307, 313 (1985) (cleaned up). Hence, a jury cannot presume that a law-enforcement officer
was acting in an official capacity, or that a defendant knew or should have known the
officer was acting in an official capacity. Those facts must be established affirmatively by
the State using admissible evidence. Instead, both the circuit court and the majority opinion
improperly ignored the State’s burden of proof and allowed a critical element of proof to
be established by a presumption.
Moreover, as a factual matter, the record itself does not necessarily show the
deputy was acting as a law enforcement officer, but rather as one man helping his cousin
to retrieve personal property the cousin thought was stolen. In Syllabus Point 6 of Phillips,
we said that a municipal police officer is considered to be a police officer “unless it is clear
from the nature of the officer’s activities that he or she is acting in an exclusively private
capacity or engaging in his or her private business.” Id. at 676, 520 S.E.2d at 673. The
circuit court prohibited petitioner’s counsel from asking questions so that the jury could
fairly assess whether Deputy Pierson was acting in a private capacity or was following his
own business chasing his cousin’s trail camera. At a minimum, the jury should have been
given the guidance contained above in Syllabus Point 6 of Phillips so they could weigh
whether the officer was on official business.

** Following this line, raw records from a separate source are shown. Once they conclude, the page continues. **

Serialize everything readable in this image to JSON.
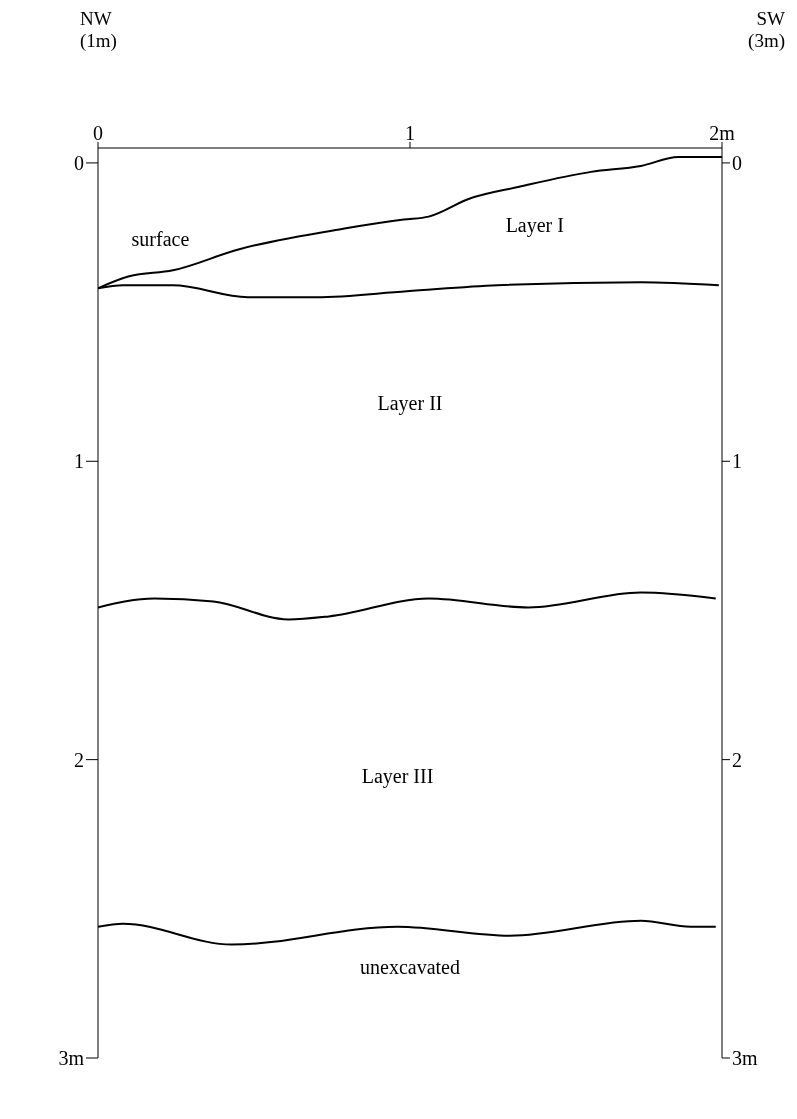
{
  "chart_data": {
    "type": "line",
    "xlim": [
      0,
      2
    ],
    "xticks": [
      0,
      1,
      {
        "value": 2,
        "label": "2m"
      }
    ],
    "ylim": [
      3,
      -0.05
    ],
    "yticks": [
      0,
      1,
      2,
      {
        "value": 3,
        "label": "3m"
      }
    ],
    "y2lim": [
      3,
      -0.05
    ],
    "y2ticks": [
      0,
      1,
      2,
      {
        "value": 3,
        "label": "3m"
      }
    ],
    "grid": false,
    "marker": "none",
    "line_style": "solid",
    "series": [
      {
        "color": "#000000",
        "x": [
          0,
          0.1,
          0.24,
          0.45,
          0.79,
          0.98,
          1.06,
          1.19,
          1.35,
          1.58,
          1.74,
          1.86,
          2.0
        ],
        "values": [
          0.42,
          0.38,
          0.36,
          0.29,
          0.22,
          0.19,
          0.18,
          0.12,
          0.08,
          0.03,
          0.01,
          -0.02,
          -0.02
        ]
      },
      {
        "color": "#000000",
        "x": [
          0,
          0.08,
          0.24,
          0.48,
          0.7,
          0.99,
          1.28,
          1.74,
          1.99
        ],
        "values": [
          0.42,
          0.41,
          0.41,
          0.45,
          0.45,
          0.43,
          0.41,
          0.4,
          0.41
        ]
      },
      {
        "color": "#000000",
        "x": [
          0,
          0.18,
          0.37,
          0.61,
          0.74,
          1.06,
          1.38,
          1.74,
          1.98
        ],
        "values": [
          1.49,
          1.46,
          1.47,
          1.53,
          1.52,
          1.46,
          1.49,
          1.44,
          1.46
        ]
      },
      {
        "color": "#000000",
        "x": [
          0,
          0.08,
          0.43,
          0.96,
          1.32,
          1.74,
          1.9,
          1.98
        ],
        "values": [
          2.56,
          2.55,
          2.62,
          2.56,
          2.59,
          2.54,
          2.56,
          2.56
        ]
      }
    ],
    "annotations": [
      "NW\n(1m)",
      "SW\n(3m)",
      "surface",
      "Layer I",
      "Layer II",
      "Layer III",
      "unexcavated"
    ]
  }
}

I also question the majority opinion’s conclusion that a few scratches or
metal shavings on Deputy Pierson’s hand fit the same categories as a shooting, stabbing,
5
cutting, wounding, or other bodily injury. While a few scratches might fit the letter of the
statute as a bodily injury, it certainly doesn’t meet the spirit as the conduct did not maim,
disfigure, disable, or kill the officer. A malicious wounding statute is designed to punish
offenders who cause a serious wound, not a scratch or splinter that can be passed-off as a
“close call” or an “almost wound.” The majority opinion makes much hay of the fact that
Deputy Pierson went to a medical center and had x-rays taken of his hand. But the medical
professionals gave him no treatment, bandages, or other care aside from a recommendation
he brush them off and wash his hand. While normally I prefer to defer to the judgment and
wisdom of a jury, on this record I believe that an error has occurred. In part, I dissent
because of the paucity of evidence of an injury. I am also concerned because the State
overcharged petitioner with the Russian-doll flood of intertwined charges, charges that
reinforced the jury’s perception that petitioner was a “bad actor,” and which likely impelled
the jury toward a conviction regardless of how inconsequential the deputy’s injuries really
were.
In sum, I agree petitioner is entitled to be resentenced because of the
numerous violations of double jeopardy principles. However, I dissent because I do not
believe the State fairly established that petitioner committed the offense of malicious
wounding of a law-enforcement officer.
I am authorized to state that Justice Wooton joins in this separate opinion.